I would like to Capture data from web site, and import data into a database. Is there any software that can do this? Capturing is enough, i know how to import data to DB.
There are several strategies:
A command-line utility such as 'curl' or 'wget.' Both are Unix based, but both have been ported to Windows.
-- advantages: super quick, can be scheduled, does many things, robust error handling, no programming
-- disadvantages: some subtle differences from a browser, inflexible
An http library such as libwww for Perl.
-- advantages: total flexibility, can be scheduled
-- disadvantages: programming, roll your own error handling, major differences from a browser
Scripting a browser, such as IE.
-- advantages: much flexibility, almost identical to an actual user
-- disadvantages: additional complexity of DOM, etc, programming can be hard, usually must be in foreground to run
it seems that you can import data from the web into Excel.
am i right?
however, i dont know much about the right way to import more complicating data.
Yar, that's true.

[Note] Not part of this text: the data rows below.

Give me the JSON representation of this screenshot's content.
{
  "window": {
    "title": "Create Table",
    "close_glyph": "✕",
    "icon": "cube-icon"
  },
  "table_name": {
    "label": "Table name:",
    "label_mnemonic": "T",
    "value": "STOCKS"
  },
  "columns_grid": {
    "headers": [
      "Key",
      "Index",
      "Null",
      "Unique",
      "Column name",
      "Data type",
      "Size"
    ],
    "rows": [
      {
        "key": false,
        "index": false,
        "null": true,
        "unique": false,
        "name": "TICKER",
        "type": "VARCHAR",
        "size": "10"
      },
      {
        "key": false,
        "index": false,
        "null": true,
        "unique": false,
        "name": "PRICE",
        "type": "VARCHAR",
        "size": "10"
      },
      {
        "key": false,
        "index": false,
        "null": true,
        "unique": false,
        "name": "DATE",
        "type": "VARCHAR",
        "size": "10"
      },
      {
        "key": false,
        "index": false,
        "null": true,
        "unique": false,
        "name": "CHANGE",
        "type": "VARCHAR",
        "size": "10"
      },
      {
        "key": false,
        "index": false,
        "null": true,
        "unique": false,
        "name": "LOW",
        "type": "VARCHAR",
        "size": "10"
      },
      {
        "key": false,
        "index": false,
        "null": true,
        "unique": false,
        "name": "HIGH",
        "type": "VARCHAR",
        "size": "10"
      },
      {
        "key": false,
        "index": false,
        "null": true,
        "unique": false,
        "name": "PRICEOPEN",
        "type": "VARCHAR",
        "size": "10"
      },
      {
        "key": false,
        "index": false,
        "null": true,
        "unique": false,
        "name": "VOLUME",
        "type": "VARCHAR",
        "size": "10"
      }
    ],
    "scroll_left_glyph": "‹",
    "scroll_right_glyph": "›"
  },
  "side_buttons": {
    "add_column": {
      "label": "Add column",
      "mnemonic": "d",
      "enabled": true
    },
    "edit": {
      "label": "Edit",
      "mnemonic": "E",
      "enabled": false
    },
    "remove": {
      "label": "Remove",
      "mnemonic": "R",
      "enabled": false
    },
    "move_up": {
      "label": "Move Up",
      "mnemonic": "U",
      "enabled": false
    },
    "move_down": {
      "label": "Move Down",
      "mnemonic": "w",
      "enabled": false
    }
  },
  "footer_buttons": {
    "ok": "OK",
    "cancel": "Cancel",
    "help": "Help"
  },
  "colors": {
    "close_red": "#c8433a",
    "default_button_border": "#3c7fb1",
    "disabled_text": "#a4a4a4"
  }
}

Some apps like Excel, Word and many databases can do web scraping. (That's the name for it, since it's the same concept as screen scraping.)
That usually means that the app will parse an HTML table.
Now, it's been a while, but I did some very extensive work getting data into Excel in this manner. Do some tests and see what you can get it to do before planning your work around it.
One caveat that I should mention about web scraping in general: it's *very* fragile. When the owner of the site makes changes it can crash your system or, worse, introduce subtle bugs. Moreover, if you have to deal with anything that can use non-ASCII characters you must test diligently to ensure that text is going through correctly.
IMHO, you should start small and work your way up. Also, don't make promises because it's very easy to get 99% of the way there just to find that there's a issue on their side that you can't do anything about.
I just tried to scrape statistics from NBA.com for my fellow countryman Beno Udrih, using Excel's web query. The results are quite good for an ad-hoc query. For getting the data and using it for further analyse. But for gathering the data, i should probably use some other software...